As new applications are created in the modern computing world they find new ways to use and challenge storage systems.
Machine learning is a good example of a developing area where new computing methodologies require new approaches to storage. Machine learning is a subfield of artificial intelligence that focuses on analyzing large data structures to gain an understanding to create models for use in problem-solving and automation applications. Performing the analysis on the fly, known as training the machine learning models, requires a lot of data and a lot of processing power. For this purpose a specialized form of processor called a Graphics Processing Unit (GPU) is used instead of a traditional Central Processing Unit (CPU) that would be found in a desktop or server environment. This is because GPUs are designed to process large arrays of data common to graphics and scientific computing. In practice, the GPUs can actually consume data so fast, that they end up having to wait while storage systems fetch the large amounts of data. Reducing the latency is a challenge that perhaps new technologies that lessen the gap between storage and processor might be able to address to make machine learning more efficient.

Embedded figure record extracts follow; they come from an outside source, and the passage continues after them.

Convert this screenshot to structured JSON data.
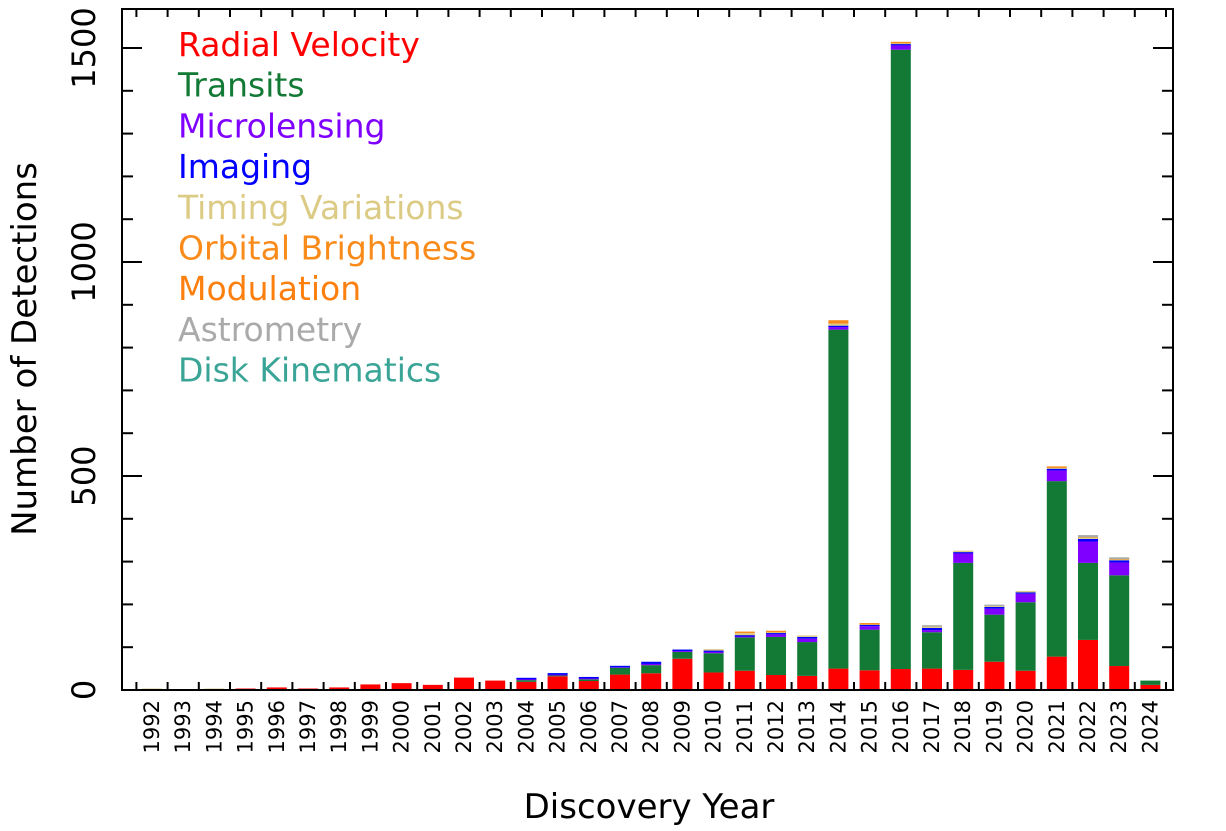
{
  "chart_data": {
    "type": "bar",
    "stacked": true,
    "xlabel": "Discovery Year",
    "ylabel": "Number of Detections",
    "ylim": [
      0,
      1500
    ],
    "yticks": [
      0,
      500,
      1000,
      1500
    ],
    "legend_position": "top-left",
    "categories": [
      "1992",
      "1993",
      "1994",
      "1995",
      "1996",
      "1997",
      "1998",
      "1999",
      "2000",
      "2001",
      "2002",
      "2003",
      "2004",
      "2005",
      "2006",
      "2007",
      "2008",
      "2009",
      "2010",
      "2011",
      "2012",
      "2013",
      "2014",
      "2015",
      "2016",
      "2017",
      "2018",
      "2019",
      "2020",
      "2021",
      "2022",
      "2023",
      "2024"
    ],
    "series": [
      {
        "name": "Radial Velocity",
        "color": "#ff0000",
        "values": [
          0,
          0,
          0,
          1,
          6,
          1,
          6,
          13,
          16,
          12,
          29,
          22,
          19,
          32,
          21,
          36,
          39,
          73,
          41,
          45,
          35,
          33,
          50,
          46,
          49,
          50,
          47,
          66,
          45,
          78,
          117,
          56,
          12
        ]
      },
      {
        "name": "Transits",
        "color": "#137a36",
        "values": [
          0,
          0,
          0,
          0,
          0,
          0,
          0,
          0,
          0,
          0,
          0,
          0,
          4,
          2,
          4,
          16,
          19,
          16,
          45,
          78,
          89,
          79,
          792,
          95,
          1447,
          85,
          250,
          110,
          160,
          410,
          180,
          212,
          10
        ]
      },
      {
        "name": "Microlensing",
        "color": "#8000ff",
        "values": [
          0,
          0,
          0,
          0,
          0,
          0,
          0,
          0,
          0,
          0,
          0,
          0,
          2,
          2,
          2,
          1,
          3,
          2,
          3,
          2,
          6,
          8,
          6,
          8,
          10,
          5,
          22,
          14,
          20,
          25,
          50,
          30,
          0
        ]
      },
      {
        "name": "Imaging",
        "color": "#0000ff",
        "values": [
          0,
          0,
          0,
          0,
          0,
          0,
          0,
          0,
          0,
          0,
          0,
          0,
          1,
          1,
          3,
          1,
          5,
          2,
          3,
          3,
          3,
          4,
          3,
          3,
          3,
          5,
          3,
          4,
          3,
          4,
          6,
          5,
          0
        ]
      },
      {
        "name": "Timing Variations",
        "color": "#dccb85",
        "values": [
          2,
          0,
          1,
          0,
          0,
          0,
          0,
          0,
          0,
          0,
          0,
          0,
          0,
          0,
          0,
          0,
          0,
          0,
          1,
          5,
          2,
          1,
          5,
          1,
          2,
          3,
          1,
          2,
          2,
          2,
          3,
          2,
          0
        ]
      },
      {
        "name": "Orbital Brightness",
        "color": "#f98b1a",
        "values": [
          0,
          0,
          0,
          0,
          0,
          0,
          0,
          0,
          0,
          0,
          0,
          0,
          0,
          0,
          0,
          0,
          0,
          0,
          0,
          3,
          2,
          0,
          8,
          1,
          1,
          0,
          0,
          0,
          0,
          2,
          1,
          1,
          0
        ]
      },
      {
        "name": "Modulation",
        "color": "#fd7f0d",
        "values": [
          0,
          0,
          0,
          0,
          0,
          0,
          0,
          0,
          0,
          0,
          0,
          0,
          0,
          0,
          0,
          0,
          0,
          0,
          0,
          0,
          0,
          0,
          0,
          0,
          0,
          0,
          0,
          0,
          0,
          0,
          0,
          0,
          0
        ]
      },
      {
        "name": "Astrometry",
        "color": "#aaaaaa",
        "values": [
          0,
          0,
          0,
          0,
          0,
          0,
          0,
          0,
          0,
          0,
          0,
          0,
          0,
          0,
          0,
          0,
          0,
          0,
          0,
          0,
          0,
          0,
          0,
          0,
          0,
          1,
          0,
          2,
          0,
          0,
          5,
          4,
          0
        ]
      },
      {
        "name": "Disk Kinematics",
        "color": "#3aa596",
        "values": [
          0,
          0,
          0,
          0,
          0,
          0,
          0,
          0,
          0,
          0,
          0,
          0,
          0,
          0,
          0,
          0,
          0,
          0,
          0,
          0,
          0,
          0,
          0,
          0,
          0,
          0,
          0,
          0,
          0,
          0,
          0,
          0,
          0
        ]
      }
    ]
  }
}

The burgeoning use of blockchain technology in various applications presents challenges to the way data is stored securely. The blockchain-based platform Ethereum places importance on secure authentication of the data it is storing. This means every bit and byte accessed on the platform requires scrutiny. The decentralized and encrypted nature of blockchain technology means achieving security verifications on every bit requires intense reading and writing operations. Of course when any kind of sensitive information is involved you want to be able to have authentication every step of the way, but this causes bottlenecks during processing as data is called, authenticated and accessed. Blockchain applications and technologies like Ethereum are ever-evolving and improving storage systems to support their data security needs is an area of ongoing development.

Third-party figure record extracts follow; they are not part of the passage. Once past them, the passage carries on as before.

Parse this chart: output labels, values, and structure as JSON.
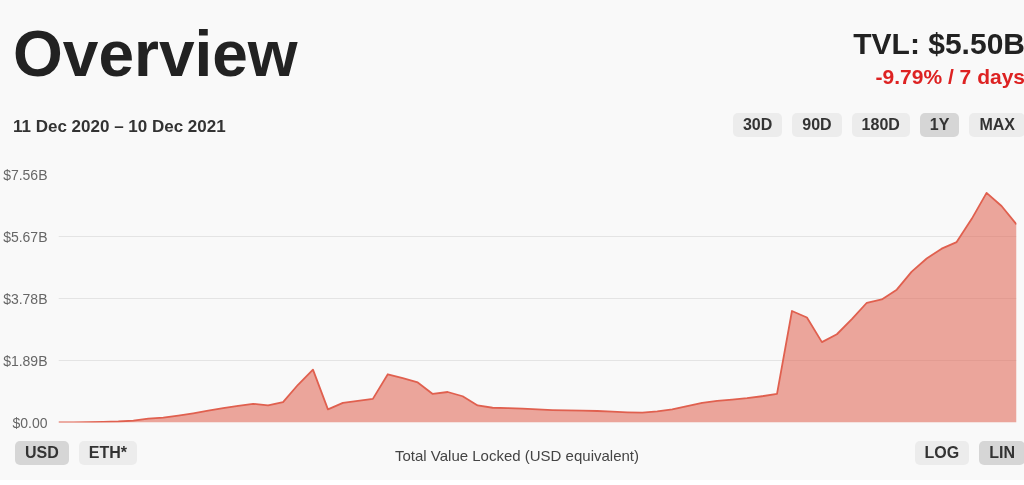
{
  "chart_data": {
    "type": "area",
    "title": "Overview",
    "subtitle": "11 Dec 2020 – 10 Dec 2021",
    "xlabel": "Total Value Locked (USD equivalent)",
    "annotations": [
      "TVL: $5.50B",
      "-9.79% / 7 days",
      "30D",
      "90D",
      "180D",
      "1Y",
      "MAX",
      "USD",
      "ETH*",
      "LOG",
      "LIN"
    ],
    "categories": [
      null,
      null,
      null,
      null,
      null,
      null,
      null,
      null,
      null,
      null,
      null,
      null,
      null,
      null,
      null,
      null,
      null,
      null,
      null,
      null,
      null,
      null,
      null,
      null,
      null,
      null,
      null,
      null,
      null,
      null,
      null,
      null,
      null,
      null,
      null,
      null,
      null,
      null,
      null,
      null,
      null,
      null,
      null,
      null,
      null,
      null,
      null,
      null,
      null,
      null,
      null,
      null,
      null,
      null,
      null,
      null,
      null,
      null,
      null,
      null,
      null,
      null,
      null,
      null,
      null
    ],
    "series": [
      {
        "color": "#e0604f",
        "values": [
          0,
          0,
          0.01,
          0.02,
          0.03,
          0.06,
          0.12,
          0.15,
          0.21,
          0.28,
          0.36,
          0.44,
          0.51,
          0.57,
          0.52,
          0.62,
          1.15,
          1.61,
          0.4,
          0.6,
          0.66,
          0.72,
          1.47,
          1.35,
          1.22,
          0.87,
          0.93,
          0.8,
          0.52,
          0.45,
          0.44,
          0.42,
          0.4,
          0.38,
          0.37,
          0.36,
          0.35,
          0.33,
          0.31,
          0.3,
          0.34,
          0.4,
          0.5,
          0.6,
          0.66,
          0.7,
          0.74,
          0.8,
          0.87,
          3.4,
          3.2,
          2.45,
          2.69,
          3.15,
          3.65,
          3.75,
          4.05,
          4.6,
          5.0,
          5.3,
          5.5,
          6.2,
          7.0,
          6.6,
          6.04
        ]
      }
    ],
    "ylim": [
      0,
      7.56
    ],
    "yticks": [
      {
        "value": 0,
        "label": "$0.00"
      },
      {
        "value": 1.89,
        "label": "$1.89B"
      },
      {
        "value": 3.78,
        "label": "$3.78B"
      },
      {
        "value": 5.67,
        "label": "$5.67B"
      },
      {
        "value": 7.56,
        "label": "$7.56B"
      }
    ],
    "grid": "y",
    "tick_labels": "y"
  }
}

Scientific computing has become a huge deal as we look to computers to solve data-intensive problems but applications are faced with storage technology challenges. High performance database researcher Spyros Blanos writes:
“Although scientific computing continuously shatters records for floating point performance, the I/O capabilities of scientific computers significantly lag on-premise datacenters and the cloud.”

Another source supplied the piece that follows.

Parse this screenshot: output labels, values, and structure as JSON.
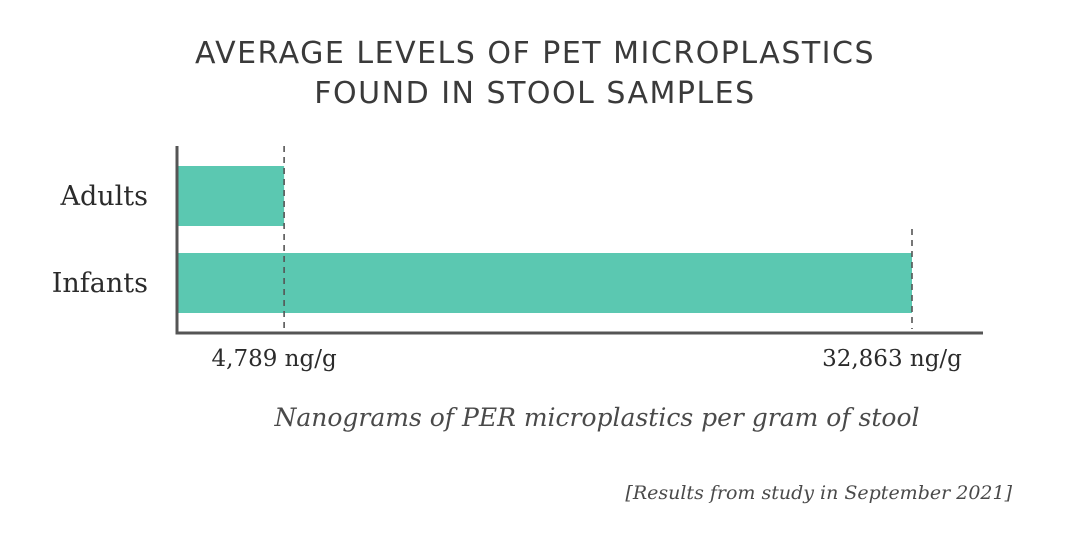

In any system, it is the storage area that causes slowdowns, not necessarily the processor speed. Depending on the requirements – some scientific computing needs to access data randomly from very large sets, others need to read records in order from small areas – the challenges presented and the approaches differ. Scientific computing may have different needs than a business storage system that is just archiving large quantities of data and changing storage technologies may work to address those needs as we continue to tackle new areas of research.
The technologies that house our data and the new applications that utilize it are changing. Modern advances in storage technology from memory to new materials will combine with improvements to storage system approaches. As a new spring arrives at the start of a new decade, we can find many areas where applications will require these new technologies. We can envision many new horizons for the way we store and access our data and the fact remains in this digital world: it’s the data that’s important!